Zhang Zhengdong D, Paccanaro Alberto, Fu Yutao, Weissman Sherman, Weng Zhiping, Chang Joseph, Snyder Michael, Gerstein Mark B
Department of Molecular Biophysics and Biochemistry, Yale University, New Haven, Connecticut 06520, USA.
Genome Res. 2007 Jun;17(6):787-97. doi: 10.1101/gr.5573107.
The comprehensive inventory of functional elements in 44 human genomic regions carried out by the ENCODE Project Consortium enables for the first time a global analysis of the genomic distribution of transcriptional regulatory elements. In this study we developed an intuitive and yet powerful approach to analyze the distribution of regulatory elements found in many different ChIP-chip experiments on a 10 approximately 100-kb scale. First, we focus on the overall chromosomal distribution of regulatory elements in the ENCODE regions and show that it is highly nonuniform. We demonstrate, in fact, that regulatory elements are associated with the location of known genes. Further examination on a local, single-gene scale shows an enrichment of regulatory elements near both transcription start and end sites. Our results indicate that overall these elements are clustered into regulatory rich "islands" and poor "deserts." Next, we examine how consistent the nonuniform distribution is between different transcription factors. We perform on all the factors a multivariate analysis in the framework of a biplot, which enhances biological signals in the experiments. This groups transcription factors into sequence-specific and sequence-nonspecific clusters. Moreover, with experimental variation carefully controlled, detailed correlations show that the distribution of sites was generally reproducible for a specific factor between different laboratories and microarray platforms. Data sets associated with histone modifications have particularly strong correlations. Finally, we show how the correlations between factors change when only regulatory elements far from the transcription start sites are considered.

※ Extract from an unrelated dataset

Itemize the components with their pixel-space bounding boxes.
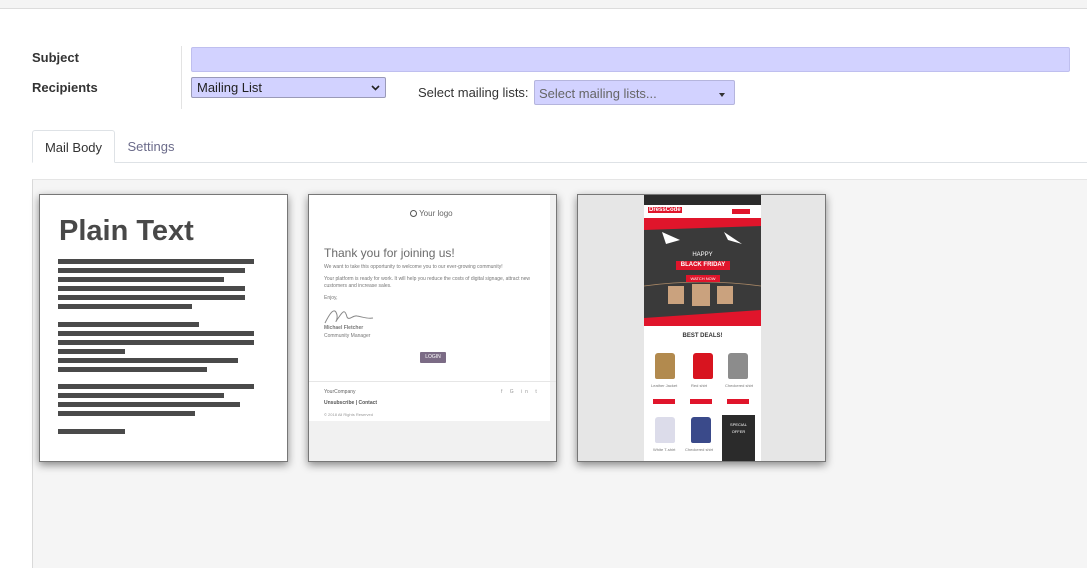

由ENCODE项目联盟开展的对44个人类基因组区域功能元件的全面清查,首次实现了对转录调控元件基因组分布的全局分析。在本研究中,我们开发了一种直观而强大的方法,用于分析在许多不同的芯片结合位点分析(ChIP-chip)实验中发现的调控元件在约10至100千碱基规模上的分布。首先,我们关注ENCODE区域中调控元件的整体染色体分布,并表明其高度不均匀。事实上,我们证明调控元件与已知基因的位置相关。在局部单基因规模上的进一步研究表明,调控元件在转录起始和终止位点附近富集。我们的结果表明,总体而言,这些元件聚集成调控丰富的“岛”和贫乏的“沙漠”。接下来,我们研究不同转录因子之间这种不均匀分布的一致性程度。我们在双标图框架内对所有因子进行多变量分析,这增强了实验中的生物学信号。这将转录因子分为序列特异性和序列非特异性簇。此外,在仔细控制实验变异的情况下,详细的相关性表明,特定因子的位点分布在不同实验室和微阵列平台之间通常是可重复的。与组蛋白修饰相关的数据集具有特别强的相关性。最后,我们展示了仅考虑远离转录起始位点的调控元件时,因子之间的相关性如何变化。